CSA Issues for Carrier Comments
AMSA sent its members a memorandum from the FMCSA indicating their extension of the comment period on the CSA (Compliance, Safety, Accountability) program. We have compiled a list of major issues with CSA and encourage AMSA members to file comments on this important federal safety program. Of course, AMSA members can include additional issues in their comments, but the following list of issues should provide a starting point of key issues for consideration. Comments should be filed at the FMCSA website.
Current Major Issues with SMS:
1. Validity of Basics
There is no scientific validation to support that the SMS BASICs of UNSAFE DRIVING and FATIGUED DRIVING correlate to the liklihood of crashes based on the current methodology of capturing and calculating these BASICS and thus they should be modified accordingly.
2. Carrier Peer-grouping (Straight vs. Combination) Relative to the Unsafe Driving and Crash Basics
Due to fleet composition, household goods carriers are often placed in the straight truck category, which causes them to be grouped with much larger fleets that travel the majority of their miles in straight trucks over regular routes, which results in reduced exposure to roadside inspections. This is fundamentally unfair to those HHG carriers, because for various reasons the majority of their VMT’s are driven in combo units not straight trucks, notwithstanding their fleet composition. Seasonality and other factors relative to the typical HHG carrier business model, coupled with the inflexible reporting requirements of the FMCSA Form 150 census process, results in an unbalanced playing field to the disadvantage of typical HHG carriers. Potential solutions to this issue could include raising the straight truck peer group percentage cutoff and/or revising the FMCSA Form 150 census reporting process to better reflect the true nature of HHG carrier over the road operations and resulting crash risk. Perhaps a separate HHG carrier category would be the best solution, all things considered.
3. Stacking of Violations
Enforcement needs to be uniform and fair. Putting the same violation down repeatedly on an inspection because there is more than a single observation of the very same violation is unfair. If it is a violation, note it and move on. Noting multiple incidences of the same violation from the same cause, i.e. a loose wire, in patently unfair.
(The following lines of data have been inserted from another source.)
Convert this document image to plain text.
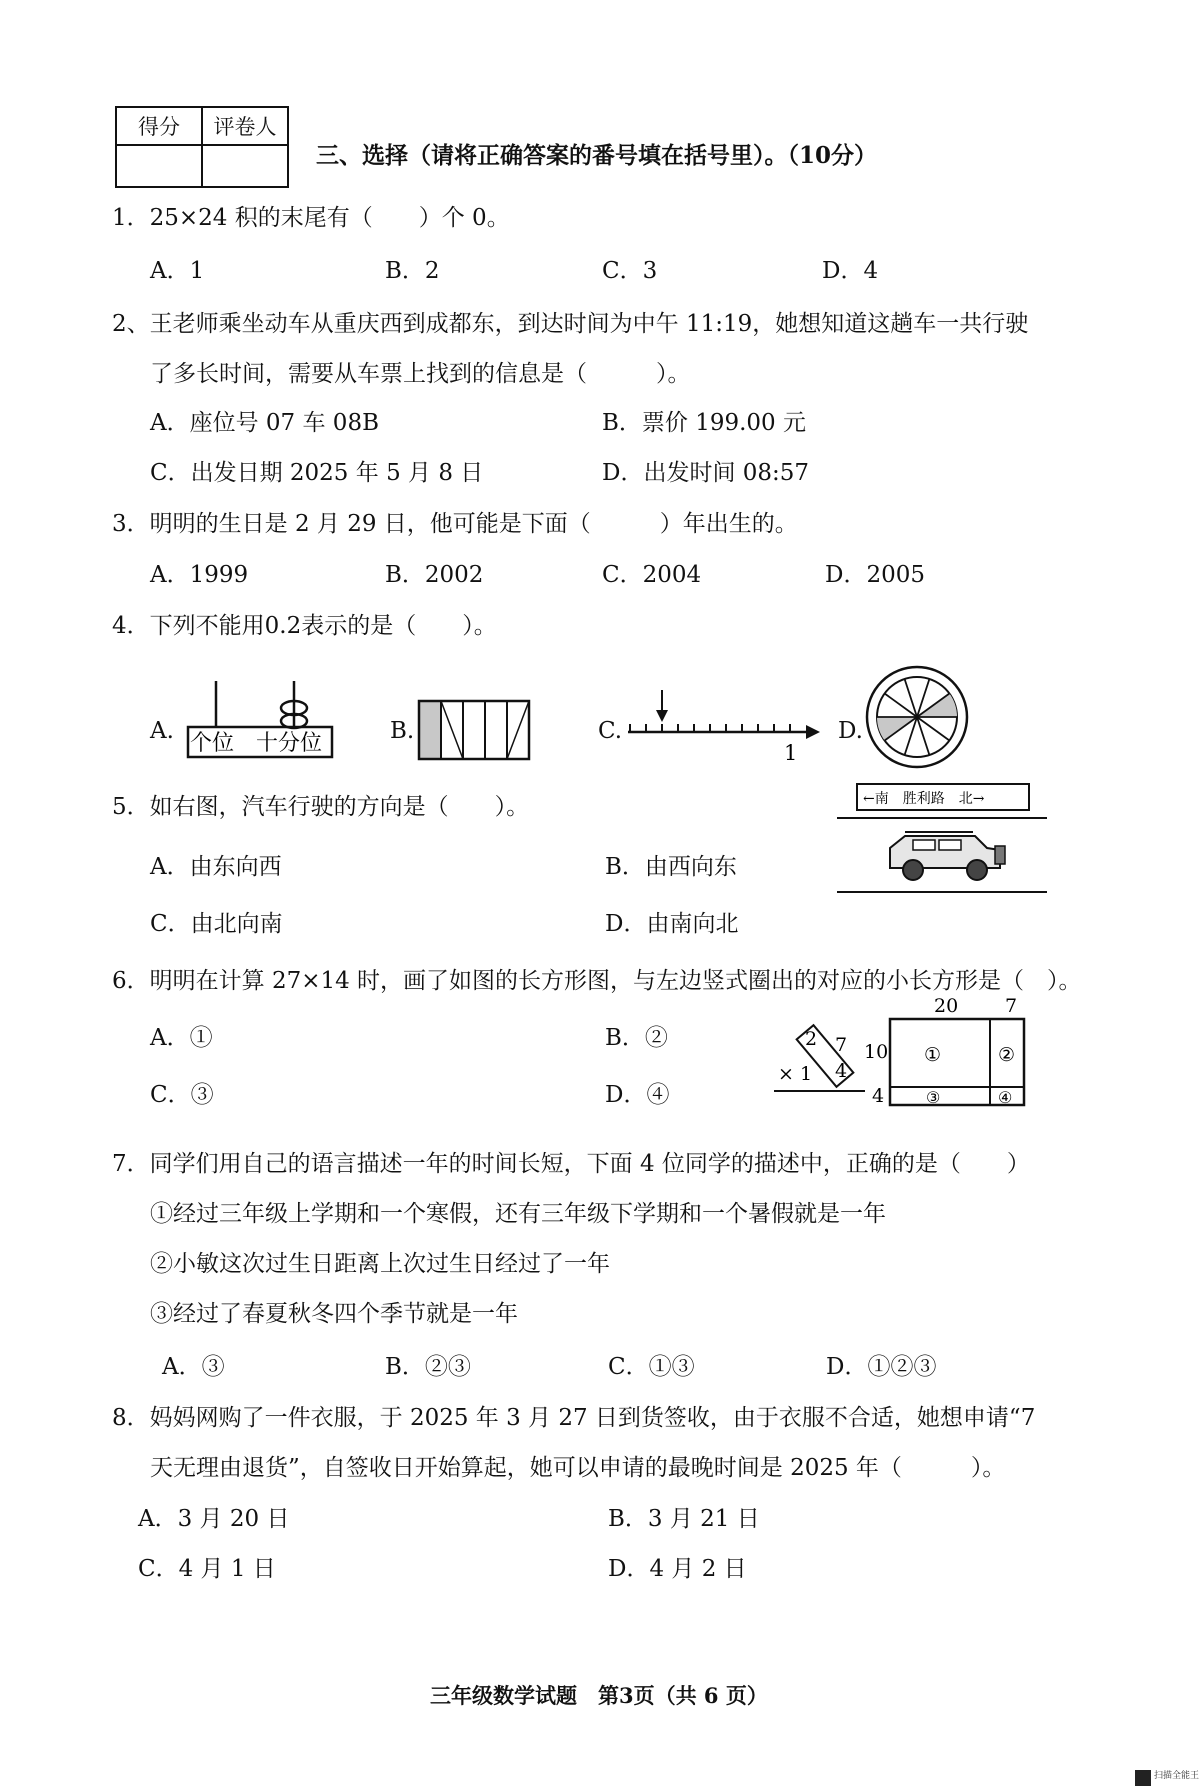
得分	评卷人

三、选择（请将正确答案的番号填在括号里）。（10分）
1．25×24 积的末尾有（　　）个 0。
A．1	B．2	C．3	D．4
2、王老师乘坐动车从重庆西到成都东，到达时间为中午 11:19，她想知道这趟车一共行驶
了多长时间，需要从车票上找到的信息是（　　　）。
A．座位号 07 车 08B	B．票价 199.00 元
C．出发日期 2025 年 5 月 8 日	D．出发时间 08:57
3．明明的生日是 2 月 29 日，他可能是下面（　　　）年出生的。
A．1999	B．2002	C．2004	D．2005
4．下列不能用0.2表示的是（　　）。
A. 个位 十分位	B.	C.
1
D.
5．如右图，汽车行驶的方向是（　　）。
A．由东向西	B．由西向东
C．由北向南	D．由南向北
←南　胜利路　北→
6．明明在计算 27×14 时，画了如图的长方形图，与左边竖式圈出的对应的小长方形是（　）。
A．①	B．②
C．③	D．④
2 7
× 1 4
20 7
10
4
①	②
③	④
7．同学们用自己的语言描述一年的时间长短，下面 4 位同学的描述中，正确的是（　　）
①经过三年级上学期和一个寒假，还有三年级下学期和一个暑假就是一年
②小敏这次过生日距离上次过生日经过了一年
③经过了春夏秋冬四个季节就是一年
A．③	B．②③	C．①③	D．①②③
8．妈妈网购了一件衣服，于 2025 年 3 月 27 日到货签收，由于衣服不合适，她想申请“7
天无理由退货”，自签收日开始算起，她可以申请的最晚时间是 2025 年（　　　）。
A．3 月 20 日	B．3 月 21 日
C．4 月 1 日	D．4 月 2 日
三年级数学试题　第3页（共 6 页）
扫描全能王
4. Flawed Enforcement and Adjudication of CSA Roadside Violations at the State Level/Lack of Due Process
Due to the varying policies and procedures at the state level, CSA roadside violations are not uniformly issued or adjudicated throughout the country. Individual carrier exposure to the legal and operational idiosyncrasies of particular states results in disproportionate and disparate outcomes within the CSA scoring methodology. One well-documented example of this concerns the Unsafe Driving BASIC and the grouping/ranking of carriers that operate in and around so-called “probable cause states” with carriers from other jurisdictions that issue substantially fewer speeding and other warnings/citations, etc.
5. DataQ Process Needs Major Overhaul
Currently the DataQ disputes are handled by the very officers who wrote the violations to begin with. If you dispute a violation and request a correction, the officer is basically admitting that he made a mistake. If the DataQ process is denied there is a limited recourse for the carrier. There should be an appeal process to FMCSA available for disputed violations.
So, please feel free to use any or all of these comments to make your own comments to FMCSA at their website, Regulations.gov and type in FMCSA-2012-0074 to reach the correct Docket to post your comments. Thank you for your help and involvement.